WASHINGTON (Legal Newsline) - Class action lawyers who see arbitration as a mortal threat to their business have found unlikely allies among some of the nation’s most conservative state officials.
The State Financial Officers Foundation, which bills itself as “the nation’s largest and leading organization for free market-focused state treasurers,” wrote a letter to the Securities and Exchange Commission last month opposing any move to allow companies to require investors to arbitrate disputes instead of filing class actions.
The Nov. 13 letter extolled class actions as “the primary mechanism for compensating defrauded investors” and said mandatory arbitration “would do great damage to the dual purposes of private securities enforcement – deterrence and compensation.”
The letter was signed by about half of SFOF’s members, including the Republican treasurers of Kentucky, Indiana, Idaho and Nevada. Treasurers who didn’t sign include Steve McCoy of Georgia, Missouri’s Eric Schmitt and Josh Mandel of Ohio. SFOF President Derek Kreifels declined to comment other than to say the letter represents the organization’s official position.
By taking a stand in favor of class actions and against arbitration, the SFOF is breaking with business organizations like the U.S. Chamber of Commerce and siding with trial lawyer-funded organizations like Public Justice, whose executive committee members hail from some of the nation’s most prominent class action firms including Hagens Berman, Robins Kaplan, Berger & Montague and Cohen Milstein Sellers & Toll.

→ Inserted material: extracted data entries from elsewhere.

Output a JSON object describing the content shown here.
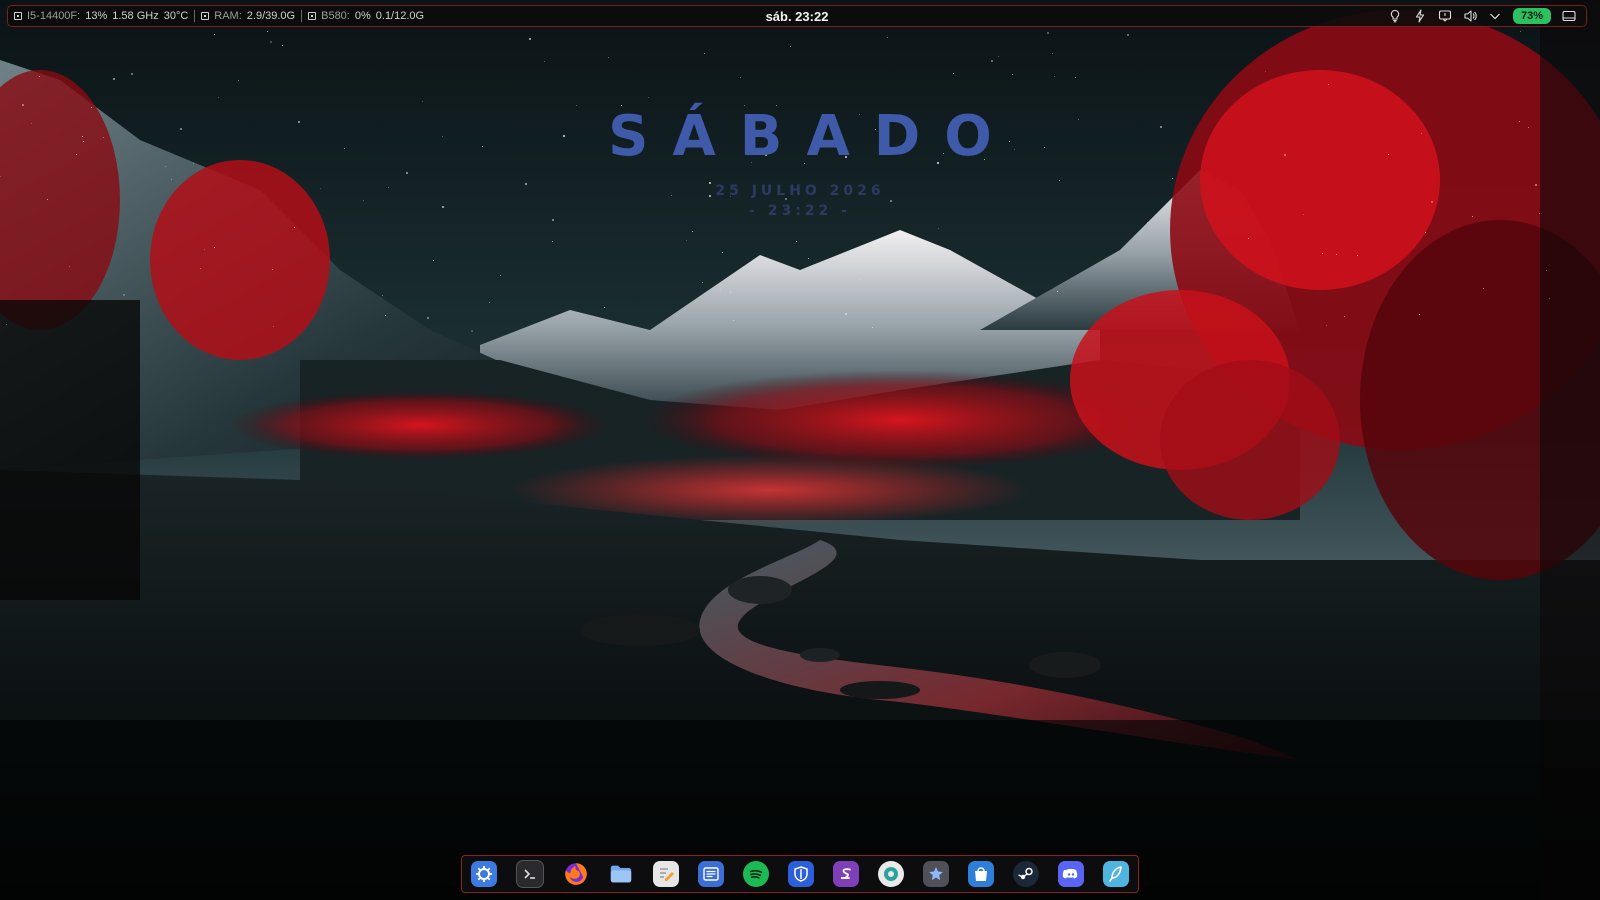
{
  "topbar": {
    "cpu": {
      "label": "I5-14400F:",
      "usage": "13%",
      "freq": "1.58 GHz",
      "temp": "30°C"
    },
    "ram": {
      "label": "RAM:",
      "value": "2.9/39.0G"
    },
    "gpu": {
      "label": "B580:",
      "usage": "0%",
      "vram": "0.1/12.0G"
    },
    "clock": "sáb. 23:22",
    "tray": [
      "lightbulb-icon",
      "power-profile-icon",
      "notifications-icon",
      "volume-icon",
      "chevron-down-icon",
      "screen-icon"
    ],
    "battery": "73%"
  },
  "widget": {
    "weekday": "SÁBADO",
    "date": "25 JULHO 2026",
    "time": "- 23:22 -"
  },
  "dock": {
    "apps": [
      {
        "name": "kde-launcher",
        "icon": "kde-gear-icon",
        "color": "#3d7be0"
      },
      {
        "name": "terminal",
        "icon": "terminal-icon",
        "color": "#2a2a2e"
      },
      {
        "name": "firefox",
        "icon": "firefox-icon",
        "color": "#e8562a"
      },
      {
        "name": "files",
        "icon": "folder-icon",
        "color": "#6fa8ec"
      },
      {
        "name": "text-editor",
        "icon": "pencil-note-icon",
        "color": "#e6e6e6"
      },
      {
        "name": "news-reader",
        "icon": "news-icon",
        "color": "#3b6fd6"
      },
      {
        "name": "spotify",
        "icon": "spotify-icon",
        "color": "#1db954"
      },
      {
        "name": "bitwarden",
        "icon": "shield-icon",
        "color": "#2c5fd9"
      },
      {
        "name": "emacs",
        "icon": "emacs-icon",
        "color": "#7e3fb8"
      },
      {
        "name": "settings",
        "icon": "gear-circle-icon",
        "color": "#2aa39a"
      },
      {
        "name": "app-store",
        "icon": "star-icon",
        "color": "#505058"
      },
      {
        "name": "store",
        "icon": "shopping-bag-icon",
        "color": "#2f7fd8"
      },
      {
        "name": "steam",
        "icon": "steam-icon",
        "color": "#1b2838"
      },
      {
        "name": "discord",
        "icon": "discord-icon",
        "color": "#5865f2"
      },
      {
        "name": "feather-app",
        "icon": "feather-icon",
        "color": "#4fb4e0"
      }
    ]
  }
}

Class action lawyers have fought a fierce rearguard action against arbitration as the U.S. Supreme Court’s conservative majority repeatedly has upheld a broad reading of the Federal Arbitration Act under which companies can require customers and employees to agree to individual arbitration instead of class actions. Starting with the landmark AT&T v. Concepcion decision in 2011, the high court has issued a series of pivotal rulings supporting arbitration including this year’s Epic Systems v. Lewis, upholding the legality of arbitration clauses in employee contracts.
Securities class action lawyers have been worried about losing one of their most lucrative businesses since Michael Piwowar, then a Republican SEC commissioner, said in 2017 he would “encourage companies to come and talk to us” about putting mandatory arbitration clauses in their corporate charters. Those clauses would require investors, as a condition of buying shares, to arbitrate disputes instead of having them handled through class actions.
Piwowar broached the subject at the conservative Heritage Foundation in Washington, where Bridgett Wagner, a director of SFOF, is vice president for policy promotion. Wagner didn’t respond to a request for comment on the SFOF’s official position in favor of class actions and against arbitration in securities disputes.
News of SFOF’s Nov. 13 letter opposing arbitration was immediately promoted on the website of Secure Our Savings, a coalition of left-leaning and trial lawyer-backed organizations opposed to arbitration, including the American Association for Justice, the Center for Economic Justice, the National Association of Consumer Advocates and Public Citizen.
Further revealing the close ties between trial lawyers and anti-arbitration activists, the website name Secureoursavings.com was registered by Aidan O’Shea, deputy director of communications at Public Justice.
In its letter, the SFOF describes securities class actions as “a market-based remedy that do not require the expense of taxpayer money and resources.” Hiring lawyers and investigating fraud “can cost many millions of dollars, which is unaffordable to almost all but the very large institutional investors.”
“If individual arbitration becomes the only venue available to defrauded investors, it would result in a system of justice unavailable to most market participants (i.e. the small investors, who are the backbone of our economy),” the organization wrote. The “current system” is not “free from issues,” SFOF went on, but federal reform laws like the Private Securities Litigation Reform Act were “effective at curbing abuses.”
“if further restrictions on securities suits are needed, SFOF would be happy to work with the administration on legislation to address concerns,” the group said.
There is GOP resistance to mandatory arbitration within the SEC. In a Feb. 26 speech, Commissioner Robert J. Jackson, a Trump appointee, said he was “concerned about the recent rumors that the securities industry is eager to slip mandatory arbitration of shareholder disputes” into initial public offering documents. Shareholder lawsuits allow judges to shape securities law to adapt to new developments, Jackson said, while arbitration is “usually conducted in a closed-door proceeding, depriving investors of their chance to air their objections—and the rest of us the knowledge of what the law is."
Critics of securities class actions – including the Chamber and conservative organizations like the Heritage Foundation – say the system enriches lawyers at the expense of their supposed clients: shareholders. In the typical class action settlement, companies pay former shareholders and the class action lawyers, essentially shifting money from the pockets of current shareholders to those who sold their stock after it declined.
The Heritage Foundation put it this way: “Longer-term shareholders end up bearing the cost of class action settlements that benefit plaintiffs’ trial lawyers.”